I worked in the photo lab business from 1987 right up through the time digital killed film developing (do you hear the Buggles singing in your head?).
Throughout 2003 and 2004, traditional photo labs everywhere were closing rapidly, as more and more
traitors customers switched to digital and attempted to print photos at home.
To remain competitive, photo labs would have needed to invest hundreds of thousands of dollars to upgrade to the new digital photo printing machines. Many lab owners just decided to give up instead.
We struggled to stay in business, but in January of 2005, it was dead, and I was laid off for good.
For almost twenty years, I always had a generous employee discount on all my photo needs, so I was a little out of touch with the actual costs of buying film and having it developed! You can imagine the shock.
Having been in the business and having a clue about photography, though, I would never trust places like Wal*mart or K-mart or CVS with my film.
I remember the technician who serviced our processing machines telling me horror stories about emergency calls to all the ‘Marts and various drug stores on his route: employees destroying customers’ film, screwing up the photo chemicals (not exactly rocket science, either), etc.
During the final few years of that long career in photography, aside from my 35mm equipment (I also did some freelance work, as well as studio portraits), I had a little digital camera for snapshots and sharing online.

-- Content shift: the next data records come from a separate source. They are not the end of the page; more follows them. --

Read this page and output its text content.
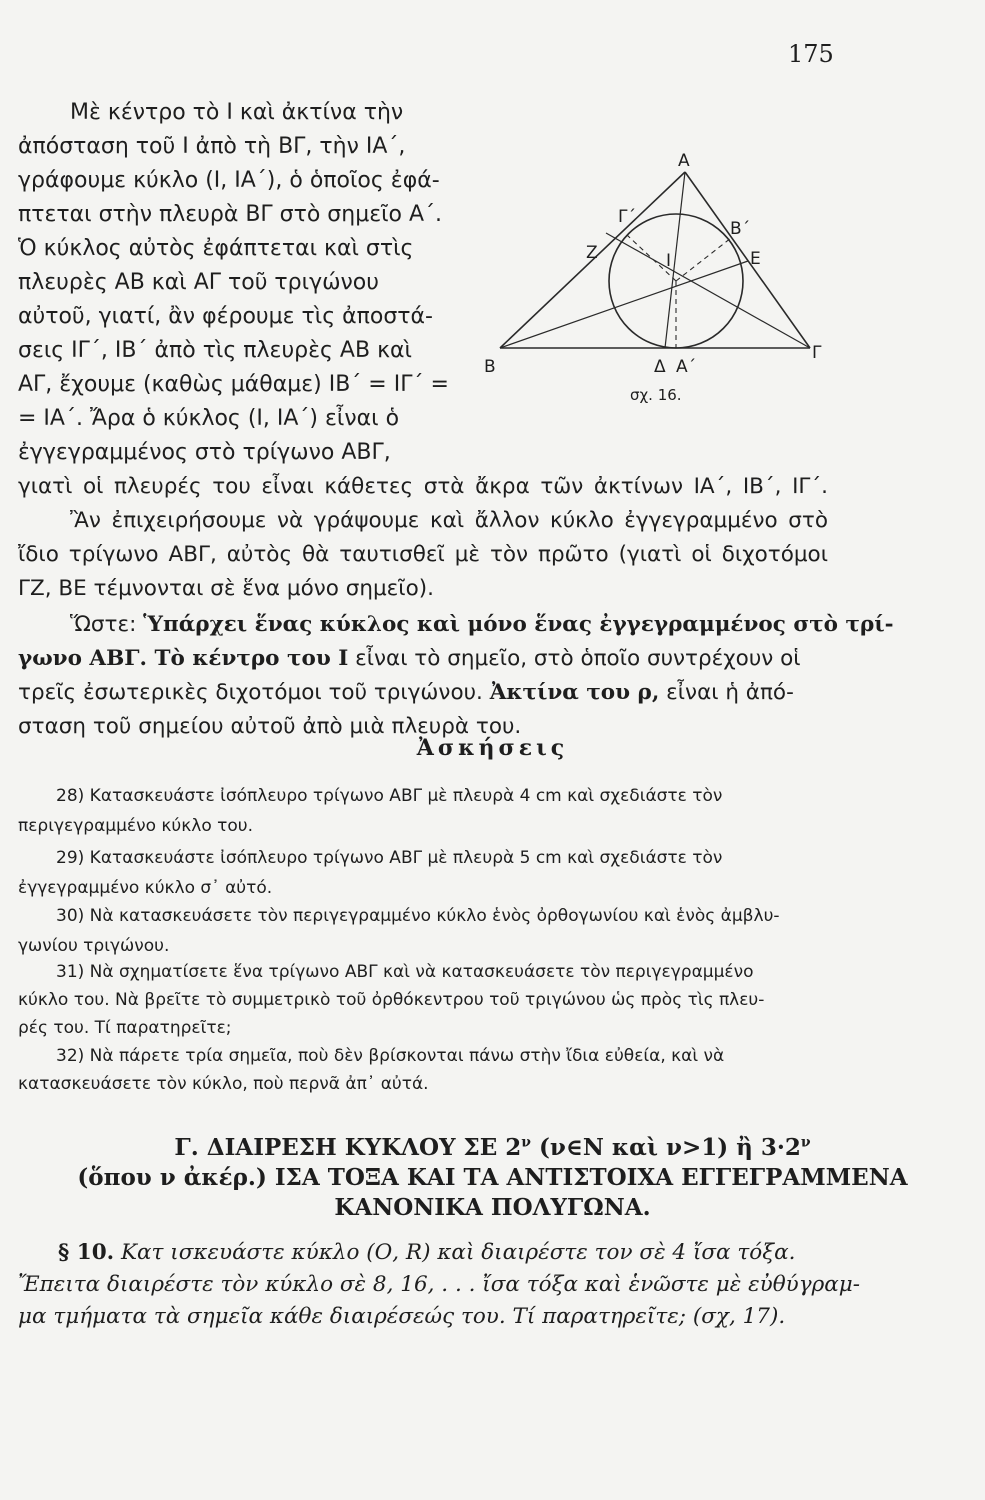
175
Μὲ κέντρο τὸ Ι καὶ ἀκτίνα τὴν
ἀπόσταση τοῦ Ι ἀπὸ τὴ ΒΓ, τὴν ΙΑ΄,
γράφουμε κύκλο (Ι, ΙΑ΄), ὁ ὁποῖος ἐφά-
πτεται στὴν πλευρὰ ΒΓ στὸ σημεῖο Α΄.
Ὁ κύκλος αὐτὸς ἐφάπτεται καὶ στὶς
πλευρὲς ΑΒ καὶ ΑΓ τοῦ τριγώνου
αὐτοῦ, γιατί, ἂν φέρουμε τὶς ἀποστά-
σεις ΙΓ΄, ΙΒ΄ ἀπὸ τὶς πλευρὲς ΑΒ καὶ
ΑΓ, ἔχουμε (καθὼς μάθαμε) ΙΒ΄ = ΙΓ΄ =
= ΙΑ΄. Ἄρα ὁ κύκλος (Ι, ΙΑ΄) εἶναι ὁ
ἐγγεγραμμένος στὸ τρίγωνο ΑΒΓ,
Α
Β
Γ
Γ΄
Β΄
Ζ	Ε
Ι
Δ Α΄
σχ. 16.
γιατὶ οἱ πλευρές του εἶναι κάθετες στὰ ἄκρα τῶν ἀκτίνων ΙΑ΄, ΙΒ΄, ΙΓ΄.
Ἂν ἐπιχειρήσουμε νὰ γράψουμε καὶ ἄλλον κύκλο ἐγγεγραμμένο στὸ
ἴδιο τρίγωνο ΑΒΓ, αὐτὸς θὰ ταυτισθεῖ μὲ τὸν πρῶτο (γιατὶ οἱ διχοτόμοι
ΓΖ, ΒΕ τέμνονται σὲ ἕνα μόνο σημεῖο).
Ὥστε: Ὑπάρχει ἕνας κύκλος καὶ μόνο ἕνας ἐγγεγραμμένος στὸ τρί-
γωνο ΑΒΓ. Τὸ κέντρο του Ι εἶναι τὸ σημεῖο, στὸ ὁποῖο συντρέχουν οἱ
τρεῖς ἐσωτερικὲς διχοτόμοι τοῦ τριγώνου. Ἀκτίνα του ρ, εἶναι ἡ ἀπό-
σταση τοῦ σημείου αὐτοῦ ἀπὸ μιὰ πλευρὰ του.
Ἀσκήσεις
28) Κατασκευάστε ἰσόπλευρο τρίγωνο ΑΒΓ μὲ πλευρὰ 4 cm καὶ σχεδιάστε τὸν
περιγεγραμμένο κύκλο του.
29) Κατασκευάστε ἰσόπλευρο τρίγωνο ΑΒΓ μὲ πλευρὰ 5 cm καὶ σχεδιάστε τὸν
ἐγγεγραμμένο κύκλο σ᾽ αὐτό.
30) Νὰ κατασκευάσετε τὸν περιγεγραμμένο κύκλο ἑνὸς ὀρθογωνίου καὶ ἑνὸς ἀμβλυ-
γωνίου τριγώνου.
31) Νὰ σχηματίσετε ἕνα τρίγωνο ΑΒΓ καὶ νὰ κατασκευάσετε τὸν περιγεγραμμένο
κύκλο του. Νὰ βρεῖτε τὸ συμμετρικὸ τοῦ ὀρθόκεντρου τοῦ τριγώνου ὡς πρὸς τὶς πλευ-
ρές του. Τί παρατηρεῖτε;
32) Νὰ πάρετε τρία σημεῖα, ποὺ δὲν βρίσκονται πάνω στὴν ἴδια εὐθεία, καὶ νὰ
κατασκευάσετε τὸν κύκλο, ποὺ περνᾶ ἀπ᾽ αὐτά.
Γ. ΔΙΑΙΡΕΣΗ ΚΥΚΛΟΥ ΣΕ $2^\nu$ (ν∈Ν καὶ ν>1) ἢ $3\cdot 2^\nu$
(ὅπου ν ἀκέρ.) ΙΣΑ ΤΟΞΑ ΚΑΙ ΤΑ ΑΝΤΙΣΤΟΙΧΑ ΕΓΓΕΓΡΑΜΜΕΝΑ
ΚΑΝΟΝΙΚΑ ΠΟΛΥΓΩΝΑ.
§ 10. Κατ ισκευάστε κύκλο (Ο, R) καὶ διαιρέστε τον σὲ 4 ἴσα τόξα.
Ἔπειτα διαιρέστε τὸν κύκλο σὲ 8, 16, . . . ἴσα τόξα καὶ ἑνῶστε μὲ εὐθύγραμ-
μα τμήματα τὰ σημεῖα κάθε διαιρέσεώς του. Τί παρατηρεῖτε; (σχ, 17).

So once I left the business, I relied more on my digital camera, and used my “real” camera for special occasions that justified the added costs of better-quality processing.
My digital camera died a few months ago. It makes a rattling noise when I shake it, and this self-professed camera geek can’t fix it. And don’t think I didn’t open it up to look inside. At one time, I was a whiz at trouble-shooting (35mm) cameras. Things have changed, you whippersnappers.
I hadn’t quite realized how handy that little Fuji Finepix was until I went to the Maine Highland Games yesterday. I wanted to take pictures, but didn’t feel like lugging my big 35mm SLR with me… so I borrowed a friend’s embarrassing little point & shoot camera.
This morning, I swallowed my pride, crossed my fingers, and took the film to Wal*Mart. I didn’t order prints, just a CD of digital images (total cost: $4.27, as opposed to $6.96 for prints + $2.47 for the CD).
Results: At the least, Wal*Mart didn’t destroy my film. The camera was the problem here. With no zoom lens, everything I focused on is but a dot in the distance. I edited and zoomed and cropped like mad in Photoshop, and things still look awful.
(left) Drum Major (right) Throwing the Taber
I’m not (quite) ready to get rid of my 35mm SLR (yay! I could sell it on ebay for a tenth of what I paid for it!), but I seriously need a digital camera. I’m all but done with film.
Ideally, I want a Canon Digital Rebel, so I can use the Canon lenses I already have. And maybe I can pick up a little freelance work here and there, to make the new camera earn its keep. That’s frugal-thinking, right?